In an exploratory study, 54 breast cancer patients (including in situ and invasive cancers) were vaccinated with a DC vaccine carrying the HER2 antigen at the lesion and lymph nodes. The rates of complete pathological remission in patients with in situ and invasive breast cancer were 28.6% and 8.3%, respectively, and the rates of immune response in patients after vaccination were approximately 66.7% to 89.5%.
Lapuleucel-T: also known as APC8024, is a new immune cell vaccine. This vaccine is used in a very specific way, where mononuclear cells from the patient’s blood are isolated, added to a protein antigen called BA7072 and cultured in vitro and then infused back into the patient, which is equivalent to taking your own immune cells out of vitro and processing them to improve them, “targeting” HER2 positive tumor cells.

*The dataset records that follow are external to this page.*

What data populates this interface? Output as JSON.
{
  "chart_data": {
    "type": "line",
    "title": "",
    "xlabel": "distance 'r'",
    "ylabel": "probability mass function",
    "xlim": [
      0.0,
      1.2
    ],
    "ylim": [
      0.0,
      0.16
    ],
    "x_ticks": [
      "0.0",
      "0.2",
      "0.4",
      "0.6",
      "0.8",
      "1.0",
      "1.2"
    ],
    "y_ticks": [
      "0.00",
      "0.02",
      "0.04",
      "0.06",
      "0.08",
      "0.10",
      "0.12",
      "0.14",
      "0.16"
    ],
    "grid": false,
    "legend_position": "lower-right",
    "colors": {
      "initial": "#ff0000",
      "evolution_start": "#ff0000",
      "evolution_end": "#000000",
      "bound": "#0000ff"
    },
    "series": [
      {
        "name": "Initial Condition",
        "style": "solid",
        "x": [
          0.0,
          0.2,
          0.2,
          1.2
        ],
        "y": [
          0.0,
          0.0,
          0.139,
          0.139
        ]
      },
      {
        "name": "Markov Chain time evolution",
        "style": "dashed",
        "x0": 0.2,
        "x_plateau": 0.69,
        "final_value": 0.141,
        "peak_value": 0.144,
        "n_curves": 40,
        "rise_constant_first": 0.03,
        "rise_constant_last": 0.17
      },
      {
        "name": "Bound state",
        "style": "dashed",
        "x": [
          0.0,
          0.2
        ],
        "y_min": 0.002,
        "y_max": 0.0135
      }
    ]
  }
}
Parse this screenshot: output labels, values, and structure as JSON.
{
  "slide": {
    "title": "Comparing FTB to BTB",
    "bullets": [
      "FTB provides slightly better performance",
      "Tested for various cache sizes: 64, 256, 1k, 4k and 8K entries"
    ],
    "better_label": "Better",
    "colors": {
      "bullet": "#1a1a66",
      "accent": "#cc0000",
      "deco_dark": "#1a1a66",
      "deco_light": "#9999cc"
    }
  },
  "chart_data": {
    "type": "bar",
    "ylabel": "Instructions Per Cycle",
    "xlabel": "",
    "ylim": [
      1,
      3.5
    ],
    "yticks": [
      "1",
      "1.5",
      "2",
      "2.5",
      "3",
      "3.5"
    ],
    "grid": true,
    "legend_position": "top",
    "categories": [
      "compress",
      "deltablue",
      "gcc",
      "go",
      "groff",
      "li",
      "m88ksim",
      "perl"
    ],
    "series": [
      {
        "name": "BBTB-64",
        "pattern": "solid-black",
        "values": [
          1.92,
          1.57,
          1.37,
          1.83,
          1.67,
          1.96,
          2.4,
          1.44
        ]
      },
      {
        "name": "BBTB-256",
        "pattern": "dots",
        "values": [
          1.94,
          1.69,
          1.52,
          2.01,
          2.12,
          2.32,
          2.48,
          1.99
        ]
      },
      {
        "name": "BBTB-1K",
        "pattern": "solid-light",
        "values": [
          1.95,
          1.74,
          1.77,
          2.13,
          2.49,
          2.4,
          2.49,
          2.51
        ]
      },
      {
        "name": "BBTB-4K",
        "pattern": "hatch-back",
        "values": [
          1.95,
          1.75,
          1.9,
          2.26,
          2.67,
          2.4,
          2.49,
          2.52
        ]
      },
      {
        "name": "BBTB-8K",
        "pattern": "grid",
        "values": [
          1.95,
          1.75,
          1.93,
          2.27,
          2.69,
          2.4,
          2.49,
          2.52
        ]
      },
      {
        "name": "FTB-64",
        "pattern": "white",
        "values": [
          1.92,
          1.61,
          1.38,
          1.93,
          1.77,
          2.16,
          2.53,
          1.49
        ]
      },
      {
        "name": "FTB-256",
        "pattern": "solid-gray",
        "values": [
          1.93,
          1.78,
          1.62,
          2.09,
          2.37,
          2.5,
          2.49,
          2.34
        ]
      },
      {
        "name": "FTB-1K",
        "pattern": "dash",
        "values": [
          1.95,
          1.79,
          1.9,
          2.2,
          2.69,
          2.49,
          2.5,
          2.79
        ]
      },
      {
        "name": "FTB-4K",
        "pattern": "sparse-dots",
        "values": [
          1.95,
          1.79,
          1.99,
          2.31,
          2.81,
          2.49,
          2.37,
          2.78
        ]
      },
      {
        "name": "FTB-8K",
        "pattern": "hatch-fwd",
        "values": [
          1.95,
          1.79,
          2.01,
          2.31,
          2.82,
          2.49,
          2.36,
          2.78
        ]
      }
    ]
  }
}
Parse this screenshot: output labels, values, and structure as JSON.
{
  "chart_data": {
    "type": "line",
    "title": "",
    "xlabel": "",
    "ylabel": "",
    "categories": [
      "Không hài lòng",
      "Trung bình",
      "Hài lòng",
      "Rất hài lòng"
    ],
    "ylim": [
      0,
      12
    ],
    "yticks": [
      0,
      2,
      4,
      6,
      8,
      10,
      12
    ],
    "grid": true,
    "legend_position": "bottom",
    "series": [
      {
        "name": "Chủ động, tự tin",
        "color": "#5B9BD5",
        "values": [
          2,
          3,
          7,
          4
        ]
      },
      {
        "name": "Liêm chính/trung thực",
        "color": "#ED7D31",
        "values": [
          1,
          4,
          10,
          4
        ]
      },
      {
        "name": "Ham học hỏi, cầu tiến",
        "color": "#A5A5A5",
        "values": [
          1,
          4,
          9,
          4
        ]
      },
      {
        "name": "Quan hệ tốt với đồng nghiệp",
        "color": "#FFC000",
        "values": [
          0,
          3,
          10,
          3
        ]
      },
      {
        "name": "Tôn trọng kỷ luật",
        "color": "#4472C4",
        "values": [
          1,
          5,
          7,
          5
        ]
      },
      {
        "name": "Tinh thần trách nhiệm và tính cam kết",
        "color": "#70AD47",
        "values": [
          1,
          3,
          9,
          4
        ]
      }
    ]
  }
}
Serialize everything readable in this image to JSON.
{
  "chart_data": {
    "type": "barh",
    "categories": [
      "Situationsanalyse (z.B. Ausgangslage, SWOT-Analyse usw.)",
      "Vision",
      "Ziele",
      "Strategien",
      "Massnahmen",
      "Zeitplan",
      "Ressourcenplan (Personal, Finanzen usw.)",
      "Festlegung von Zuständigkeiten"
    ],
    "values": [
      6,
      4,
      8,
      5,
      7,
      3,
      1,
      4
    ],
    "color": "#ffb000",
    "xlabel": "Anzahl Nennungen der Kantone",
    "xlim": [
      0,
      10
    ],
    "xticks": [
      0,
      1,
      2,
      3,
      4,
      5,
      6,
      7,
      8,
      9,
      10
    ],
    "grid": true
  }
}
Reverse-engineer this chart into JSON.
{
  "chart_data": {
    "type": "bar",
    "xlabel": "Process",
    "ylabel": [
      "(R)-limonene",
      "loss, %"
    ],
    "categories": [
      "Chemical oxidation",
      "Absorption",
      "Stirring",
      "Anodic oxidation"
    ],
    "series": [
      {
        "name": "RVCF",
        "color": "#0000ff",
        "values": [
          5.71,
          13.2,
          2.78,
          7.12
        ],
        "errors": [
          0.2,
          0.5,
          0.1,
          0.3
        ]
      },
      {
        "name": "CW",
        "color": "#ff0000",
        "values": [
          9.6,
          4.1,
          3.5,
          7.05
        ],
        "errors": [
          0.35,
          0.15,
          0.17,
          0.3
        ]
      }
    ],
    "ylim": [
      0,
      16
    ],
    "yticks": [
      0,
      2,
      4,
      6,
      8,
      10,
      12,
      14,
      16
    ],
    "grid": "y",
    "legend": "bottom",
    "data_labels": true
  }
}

Early clinical studies found that breast cancer patients who received Lapuleucel-T had an immune response and a surge of T lymphocytes. 2 of 18 patients who received the vaccine maintained stable disease for more than 12 months.
How does the prophylactic vaccine work?
How does the preventive vaccine work?
Based on the different components of the HER2 protein, scientists have developed vaccines such as E75, AE37, and GP2. Prophylactic vaccines applied in conjunction with immune boosters can increase antigenicity. Related studies are currently underway and may have a role in preventing tumor recurrence.
In 186 patients with high-risk breast cancer who were partially vaccinated with a combination of E75 and granulocyte-macrophage colony-stimulating factor (GM-CSF) vaccine and followed for 20 months, the recurrence rate was found to be 5.6% and 14.2% in vaccinated versus unvaccinated patients, respectively. In addition, clinical studies of the E75 peptide vaccine in combination with trastuzumab for high-risk HER2 positive breast cancer are underway.
Outlook
Breast cancer vaccine research is still in the exploratory phase, and preliminary results are promising.
- Therapeutically, in situ and invasive breast cancers have achieved some pathologic complete remission after vaccination, and individual patients with HER2 positive advanced breast cancer have even been able to stabilize their disease for a long time.
- In terms of recurrence prevention, a small percentage of high-risk patients experienced a reduction in recurrence rates after vaccination.
Researchers are still looking for more active and specific tumor antigens in an effort to identify breast cancer populations that are better suited for tumor vaccination.